Secondly, thinking in terms of binary alternatives: Having to choose between bad/old/dead versus good/new/alive is a classic example of binary thought. It is an approach commonly cultivated by activists, for example in revolutionary or apocalyptic religious movements. Are you with the great cause or against it? Such attitudes can be psychologically powerful in binding groups together.

Binaries can also be useful when assessing the strength and weakness of an argument or a proposed course of action. As bimanual creatures, we can consider the pros and cons, using the formula ‘on the one hand’ … ‘on the other hand’. Indeed, when making a case, it’s always helpful to understand the arguments against your own. That way, when facing a fundamental critic, you are prepared. (Binary options also provide a good way to bully a witness on oath: Come on, answer, Yes or No! When the truthful reply might be ‘Somewhat’ or ‘Maybe’.)
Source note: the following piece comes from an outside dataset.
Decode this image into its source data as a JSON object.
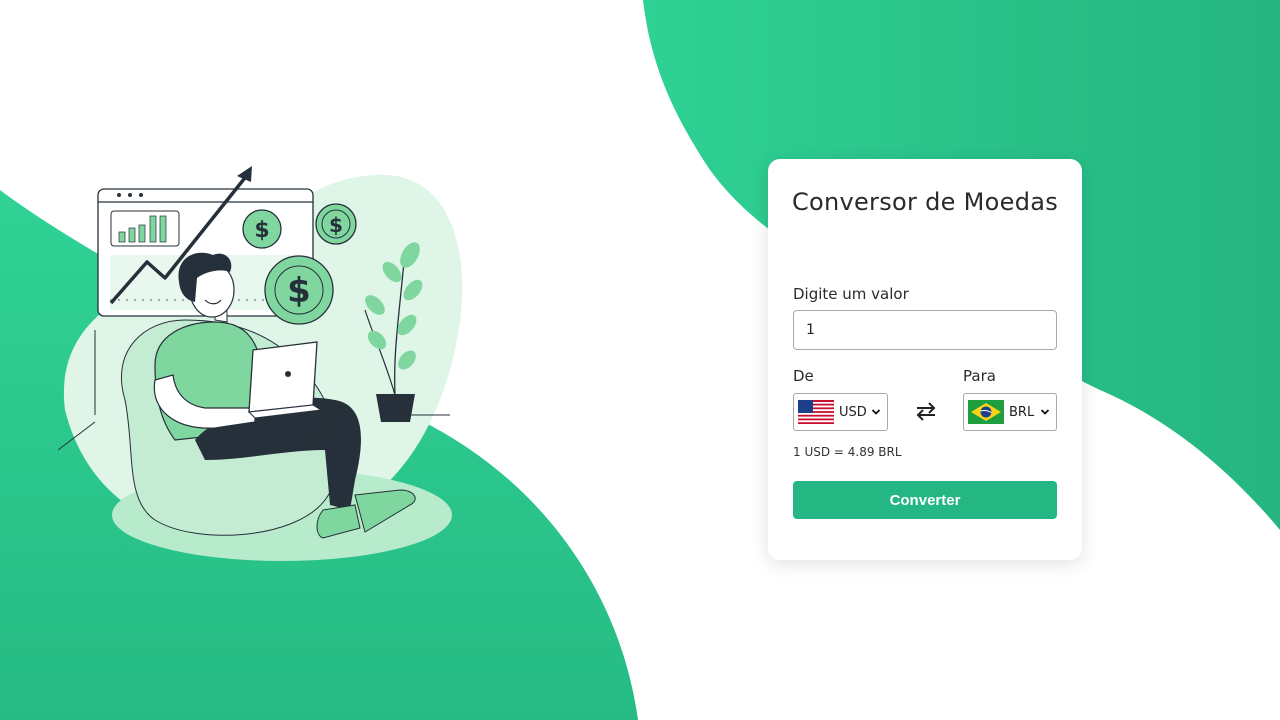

It’s even been argued that some human societies are intrinsically binary in their deepest thought patterns. Russian culture is one that has been historically so identified.5 Hence binary switching may have helped to familiarise the population with the country’s dramatic twentieth-century lurches from Tsarism to Communism and, later, back to a different form of oligarchic Democracy. (Do today’s Russians agree; or perhaps, agree somewhat?)

Either way, there is no doubt that binary thought, like binary notation, has its uses. But studying History requires the capacity to grapple with complexity alongside simplicity. Is the past dead or alive? The answer is both and neither. It falls within the embrace of ever-stable ever-fluid Time, which lives and dies simultaneously.

J.H. Plumb, The Death of the Past (1969; reissued Harmondsworth, 1973; Basingstoke, 2003).

W. Faulkner, Requiem for a Nun (1951), Act 1, sc. 3.

K. Marx, The Eighteenth Brumaire of Louis Napoleon (1851/2), in D. McClellan (ed.), Karl Marx: Selected Writings (Oxford, 1977), p. 300.

P. Clark, The Chinese Cultural Revolution: A History (Cambridge, 2008); M. Gao, The Battle for China’s Past: Mao and the Cultural Revolution (2008).

Y.M. Lotman and B.A. Uspensky, ‘Binary Models in the Dynamics of Russian Culture’, in A.D. and A.S. Nakhimovsky (eds), The Semiotics of Russian Cultural History (Ithaca, NY., 1985), pp. 30-66.